Apple is indirectly responsible for a security flaw that affects millions of Android smartphones. Checkpoint security researchers have indeed unearthed a vulnerability in the open-source version of the ALAC encoding format, created by Apple in 2004 and available as an open-source version since 2011.
While Apple regularly updates the proprietary version of the ALAC format in its software and operating systems, the open-source code has not been tracked as thoroughly. In fact, it hasn’t had a patch since… 2011. And that’s a serious problem, since these libraries are found in many devices and applications on platforms other than Apple’s.
Qualcomm and MediaTek, two of the largest vendors of mobile chips for Android smartphones, integrate the open-source version of ALAC into their audio decoders, which are used in more than half of phones worldwide. This concerns devices running Android 8.1, 9.0, 10.0 and 11.0.
Checkpoint has determined that crooks might exploit a flaw in the open-source ALAC to launch remote attacks on smartphones using a malicious audio file. The consequences range from installing malware to taking control of the device’s media data. It can even go as far as listening to conversations.

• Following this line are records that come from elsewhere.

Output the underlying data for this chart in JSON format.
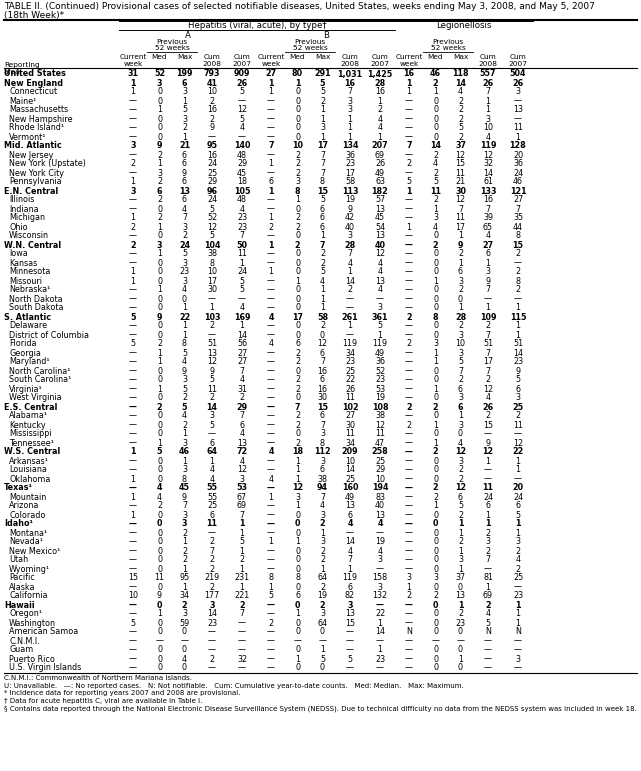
{
  "title1": "TABLE II. (Continued) Provisional cases of selected notifiable diseases, United States, weeks ending May 3, 2008, and May 5, 2007",
  "title2": "(18th Week)*",
  "hep_label": "Hepatitis (viral, acute), by type†",
  "bold_rows": [
    0,
    1,
    8,
    13,
    19,
    27,
    37,
    42,
    46,
    50,
    59
  ],
  "rows": [
    [
      "United States",
      "31",
      "52",
      "199",
      "793",
      "909",
      "27",
      "80",
      "291",
      "1,031",
      "1,425",
      "16",
      "46",
      "118",
      "557",
      "504"
    ],
    [
      "New England",
      "1",
      "3",
      "6",
      "41",
      "26",
      "1",
      "1",
      "5",
      "16",
      "28",
      "1",
      "2",
      "14",
      "26",
      "26"
    ],
    [
      "Connecticut",
      "1",
      "0",
      "3",
      "10",
      "5",
      "1",
      "0",
      "5",
      "7",
      "16",
      "1",
      "1",
      "4",
      "7",
      "3"
    ],
    [
      "Maine¹",
      "—",
      "0",
      "1",
      "2",
      "—",
      "—",
      "0",
      "2",
      "3",
      "1",
      "—",
      "0",
      "2",
      "1",
      "—"
    ],
    [
      "Massachusetts",
      "—",
      "1",
      "5",
      "16",
      "12",
      "—",
      "0",
      "1",
      "3",
      "2",
      "—",
      "0",
      "2",
      "1",
      "13"
    ],
    [
      "New Hampshire",
      "—",
      "0",
      "3",
      "2",
      "5",
      "—",
      "0",
      "1",
      "1",
      "4",
      "—",
      "0",
      "2",
      "3",
      "—"
    ],
    [
      "Rhode Island¹",
      "—",
      "0",
      "2",
      "9",
      "4",
      "—",
      "0",
      "3",
      "1",
      "4",
      "—",
      "0",
      "5",
      "10",
      "11"
    ],
    [
      "Vermont¹",
      "—",
      "0",
      "1",
      "—",
      "—",
      "—",
      "0",
      "1",
      "1",
      "1",
      "—",
      "0",
      "2",
      "4",
      "1"
    ],
    [
      "Mid. Atlantic",
      "3",
      "9",
      "21",
      "95",
      "140",
      "7",
      "10",
      "17",
      "134",
      "207",
      "7",
      "14",
      "37",
      "119",
      "128"
    ],
    [
      "New Jersey",
      "—",
      "2",
      "6",
      "16",
      "48",
      "—",
      "2",
      "7",
      "36",
      "69",
      "—",
      "2",
      "12",
      "12",
      "20"
    ],
    [
      "New York (Upstate)",
      "2",
      "1",
      "6",
      "24",
      "29",
      "1",
      "2",
      "7",
      "23",
      "26",
      "2",
      "4",
      "15",
      "32",
      "36"
    ],
    [
      "New York City",
      "—",
      "3",
      "9",
      "25",
      "45",
      "—",
      "2",
      "7",
      "17",
      "49",
      "—",
      "2",
      "11",
      "14",
      "24"
    ],
    [
      "Pennsylvania",
      "1",
      "2",
      "6",
      "29",
      "18",
      "6",
      "3",
      "8",
      "58",
      "63",
      "5",
      "5",
      "21",
      "61",
      "46"
    ],
    [
      "E.N. Central",
      "3",
      "6",
      "13",
      "96",
      "105",
      "1",
      "8",
      "15",
      "113",
      "182",
      "1",
      "11",
      "30",
      "133",
      "121"
    ],
    [
      "Illinois",
      "—",
      "2",
      "6",
      "24",
      "48",
      "—",
      "1",
      "5",
      "19",
      "57",
      "—",
      "2",
      "12",
      "16",
      "27"
    ],
    [
      "Indiana",
      "—",
      "0",
      "4",
      "5",
      "4",
      "—",
      "0",
      "6",
      "9",
      "13",
      "—",
      "1",
      "7",
      "7",
      "7"
    ],
    [
      "Michigan",
      "1",
      "2",
      "7",
      "52",
      "23",
      "1",
      "2",
      "6",
      "42",
      "45",
      "—",
      "3",
      "11",
      "39",
      "35"
    ],
    [
      "Ohio",
      "2",
      "1",
      "3",
      "12",
      "23",
      "2",
      "2",
      "6",
      "40",
      "54",
      "1",
      "4",
      "17",
      "65",
      "44"
    ],
    [
      "Wisconsin",
      "—",
      "0",
      "2",
      "5",
      "7",
      "—",
      "0",
      "1",
      "3",
      "13",
      "—",
      "0",
      "1",
      "4",
      "8"
    ],
    [
      "W.N. Central",
      "2",
      "3",
      "24",
      "104",
      "50",
      "1",
      "2",
      "7",
      "28",
      "40",
      "—",
      "2",
      "9",
      "27",
      "15"
    ],
    [
      "Iowa",
      "—",
      "1",
      "5",
      "38",
      "11",
      "—",
      "0",
      "2",
      "7",
      "12",
      "—",
      "0",
      "2",
      "6",
      "2"
    ],
    [
      "Kansas",
      "—",
      "0",
      "3",
      "8",
      "1",
      "—",
      "0",
      "2",
      "4",
      "4",
      "—",
      "0",
      "1",
      "1",
      "—"
    ],
    [
      "Minnesota",
      "1",
      "0",
      "23",
      "10",
      "24",
      "1",
      "0",
      "5",
      "1",
      "4",
      "—",
      "0",
      "6",
      "3",
      "2"
    ],
    [
      "Missouri",
      "1",
      "0",
      "3",
      "17",
      "5",
      "—",
      "1",
      "4",
      "14",
      "13",
      "—",
      "1",
      "3",
      "9",
      "8"
    ],
    [
      "Nebraska¹",
      "—",
      "1",
      "4",
      "30",
      "5",
      "—",
      "0",
      "1",
      "2",
      "4",
      "—",
      "0",
      "2",
      "7",
      "2"
    ],
    [
      "North Dakota",
      "—",
      "0",
      "0",
      "—",
      "—",
      "—",
      "0",
      "1",
      "—",
      "—",
      "—",
      "0",
      "0",
      "—",
      "—"
    ],
    [
      "South Dakota",
      "—",
      "0",
      "1",
      "1",
      "4",
      "—",
      "0",
      "1",
      "—",
      "3",
      "—",
      "0",
      "1",
      "1",
      "1"
    ],
    [
      "S. Atlantic",
      "5",
      "9",
      "22",
      "103",
      "169",
      "4",
      "17",
      "58",
      "261",
      "361",
      "2",
      "8",
      "28",
      "109",
      "115"
    ],
    [
      "Delaware",
      "—",
      "0",
      "1",
      "2",
      "1",
      "—",
      "0",
      "2",
      "1",
      "5",
      "—",
      "0",
      "2",
      "2",
      "1"
    ],
    [
      "District of Columbia",
      "—",
      "0",
      "1",
      "—",
      "14",
      "—",
      "0",
      "0",
      "—",
      "1",
      "—",
      "0",
      "3",
      "7",
      "1"
    ],
    [
      "Florida",
      "5",
      "2",
      "8",
      "51",
      "56",
      "4",
      "6",
      "12",
      "119",
      "119",
      "2",
      "3",
      "10",
      "51",
      "51"
    ],
    [
      "Georgia",
      "—",
      "1",
      "5",
      "13",
      "27",
      "—",
      "2",
      "6",
      "34",
      "49",
      "—",
      "1",
      "3",
      "7",
      "14"
    ],
    [
      "Maryland¹",
      "—",
      "1",
      "4",
      "12",
      "27",
      "—",
      "2",
      "7",
      "23",
      "36",
      "—",
      "1",
      "5",
      "17",
      "23"
    ],
    [
      "North Carolina¹",
      "—",
      "0",
      "9",
      "9",
      "7",
      "—",
      "0",
      "16",
      "25",
      "52",
      "—",
      "0",
      "7",
      "7",
      "9"
    ],
    [
      "South Carolina¹",
      "—",
      "0",
      "3",
      "5",
      "4",
      "—",
      "2",
      "6",
      "22",
      "23",
      "—",
      "0",
      "2",
      "2",
      "5"
    ],
    [
      "Virginia¹",
      "—",
      "1",
      "5",
      "11",
      "31",
      "—",
      "2",
      "16",
      "26",
      "53",
      "—",
      "1",
      "6",
      "12",
      "6"
    ],
    [
      "West Virginia",
      "—",
      "0",
      "2",
      "2",
      "2",
      "—",
      "0",
      "30",
      "11",
      "19",
      "—",
      "0",
      "3",
      "4",
      "3"
    ],
    [
      "E.S. Central",
      "—",
      "2",
      "5",
      "14",
      "29",
      "—",
      "7",
      "15",
      "102",
      "108",
      "2",
      "2",
      "6",
      "26",
      "25"
    ],
    [
      "Alabama¹",
      "—",
      "0",
      "4",
      "3",
      "7",
      "—",
      "2",
      "6",
      "27",
      "38",
      "—",
      "0",
      "1",
      "2",
      "2"
    ],
    [
      "Kentucky",
      "—",
      "0",
      "2",
      "5",
      "6",
      "—",
      "2",
      "7",
      "30",
      "12",
      "2",
      "1",
      "3",
      "15",
      "11"
    ],
    [
      "Mississippi",
      "—",
      "0",
      "1",
      "—",
      "4",
      "—",
      "0",
      "3",
      "11",
      "11",
      "—",
      "0",
      "0",
      "—",
      "—"
    ],
    [
      "Tennessee¹",
      "—",
      "1",
      "3",
      "6",
      "13",
      "—",
      "2",
      "8",
      "34",
      "47",
      "—",
      "1",
      "4",
      "9",
      "12"
    ],
    [
      "W.S. Central",
      "1",
      "5",
      "46",
      "64",
      "72",
      "4",
      "18",
      "112",
      "209",
      "258",
      "—",
      "2",
      "12",
      "12",
      "22"
    ],
    [
      "Arkansas¹",
      "—",
      "0",
      "1",
      "1",
      "4",
      "—",
      "1",
      "3",
      "10",
      "25",
      "—",
      "0",
      "3",
      "1",
      "1"
    ],
    [
      "Louisiana",
      "—",
      "0",
      "3",
      "4",
      "12",
      "—",
      "1",
      "6",
      "14",
      "29",
      "—",
      "0",
      "2",
      "—",
      "1"
    ],
    [
      "Oklahoma",
      "1",
      "0",
      "8",
      "4",
      "3",
      "4",
      "1",
      "38",
      "25",
      "10",
      "—",
      "0",
      "2",
      "—",
      "—"
    ],
    [
      "Texas¹",
      "—",
      "4",
      "45",
      "55",
      "53",
      "—",
      "12",
      "94",
      "160",
      "194",
      "—",
      "2",
      "12",
      "11",
      "20"
    ],
    [
      "Mountain",
      "1",
      "4",
      "9",
      "55",
      "67",
      "1",
      "3",
      "7",
      "49",
      "83",
      "—",
      "2",
      "6",
      "24",
      "24"
    ],
    [
      "Arizona",
      "—",
      "2",
      "7",
      "25",
      "69",
      "—",
      "1",
      "4",
      "13",
      "40",
      "—",
      "1",
      "5",
      "6",
      "6"
    ],
    [
      "Colorado",
      "1",
      "0",
      "3",
      "6",
      "7",
      "—",
      "0",
      "3",
      "6",
      "13",
      "—",
      "0",
      "2",
      "1",
      "5"
    ],
    [
      "Idaho¹",
      "—",
      "0",
      "3",
      "11",
      "1",
      "—",
      "0",
      "2",
      "4",
      "4",
      "—",
      "0",
      "1",
      "1",
      "1"
    ],
    [
      "Montana¹",
      "—",
      "0",
      "2",
      "—",
      "1",
      "—",
      "0",
      "1",
      "—",
      "—",
      "—",
      "0",
      "1",
      "2",
      "1"
    ],
    [
      "Nevada¹",
      "—",
      "0",
      "1",
      "2",
      "5",
      "1",
      "1",
      "3",
      "14",
      "19",
      "—",
      "0",
      "2",
      "3",
      "3"
    ],
    [
      "New Mexico¹",
      "—",
      "0",
      "2",
      "7",
      "1",
      "—",
      "0",
      "2",
      "4",
      "4",
      "—",
      "0",
      "1",
      "2",
      "2"
    ],
    [
      "Utah",
      "—",
      "0",
      "2",
      "2",
      "2",
      "—",
      "0",
      "2",
      "7",
      "3",
      "—",
      "0",
      "3",
      "7",
      "4"
    ],
    [
      "Wyoming¹",
      "—",
      "0",
      "1",
      "2",
      "1",
      "—",
      "0",
      "1",
      "1",
      "—",
      "—",
      "0",
      "1",
      "—",
      "2"
    ],
    [
      "Pacific",
      "15",
      "11",
      "95",
      "219",
      "231",
      "8",
      "8",
      "64",
      "119",
      "158",
      "3",
      "3",
      "37",
      "81",
      "25"
    ],
    [
      "Alaska",
      "—",
      "0",
      "1",
      "2",
      "1",
      "1",
      "0",
      "2",
      "6",
      "3",
      "1",
      "0",
      "0",
      "1",
      "—"
    ],
    [
      "California",
      "10",
      "9",
      "34",
      "177",
      "221",
      "5",
      "6",
      "19",
      "82",
      "132",
      "2",
      "2",
      "13",
      "69",
      "23"
    ],
    [
      "Hawaii",
      "—",
      "0",
      "2",
      "3",
      "2",
      "—",
      "0",
      "2",
      "3",
      "—",
      "—",
      "0",
      "1",
      "2",
      "1"
    ],
    [
      "Oregon¹",
      "—",
      "1",
      "3",
      "14",
      "7",
      "—",
      "1",
      "3",
      "13",
      "22",
      "—",
      "0",
      "2",
      "4",
      "1"
    ],
    [
      "Washington",
      "5",
      "0",
      "59",
      "23",
      "—",
      "2",
      "0",
      "64",
      "15",
      "1",
      "—",
      "0",
      "23",
      "5",
      "1"
    ],
    [
      "American Samoa",
      "—",
      "0",
      "0",
      "—",
      "—",
      "—",
      "0",
      "0",
      "—",
      "14",
      "N",
      "0",
      "0",
      "N",
      "N"
    ],
    [
      "C.N.M.I.",
      "—",
      "—",
      "—",
      "—",
      "—",
      "—",
      "—",
      "—",
      "—",
      "—",
      "—",
      "—",
      "—",
      "—",
      "—"
    ],
    [
      "Guam",
      "—",
      "0",
      "0",
      "—",
      "—",
      "—",
      "0",
      "1",
      "—",
      "1",
      "—",
      "0",
      "0",
      "—",
      "—"
    ],
    [
      "Puerto Rico",
      "—",
      "0",
      "4",
      "2",
      "32",
      "—",
      "1",
      "5",
      "5",
      "23",
      "—",
      "0",
      "1",
      "—",
      "3"
    ],
    [
      "U.S. Virgin Islands",
      "—",
      "0",
      "0",
      "—",
      "—",
      "—",
      "0",
      "0",
      "—",
      "—",
      "—",
      "0",
      "0",
      "—",
      "—"
    ]
  ],
  "footnotes": [
    "C.N.M.I.: Commonwealth of Northern Mariana Islands.",
    "U: Unavailable.   —: No reported cases.   N: Not notifiable.   Cum: Cumulative year-to-date counts.   Med: Median.   Max: Maximum.",
    "* Incidence data for reporting years 2007 and 2008 are provisional.",
    "† Data for acute hepatitis C, viral are available in Table I.",
    "§ Contains data reported through the National Electronic Disease Surveillance System (NEDSS). Due to technical difficulty no data from the NEDSS system was included in week 18."
  ]
}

The security flaw was dubbed “ALHACK” by its discoverers. Informed upstream as the rule requires, Qualcomm and MediaTek published patches last December (CVE-2021-30351 in the first, CVE-2021-0674 and CVE-2021-0675 in the second), that the manufacturers must now broadcast as soon as possible on their devices if it is not already done. Checkpoint will provide full details of this vulnerability during the CanSecWest conference in May.
This story demonstrates in any case that it is not enough to open the code to the community to ensure foolproof security. If no one does the job of keeping it up to date, following a while the vulnerabilities that were present there end up showing up in everyone who uses it.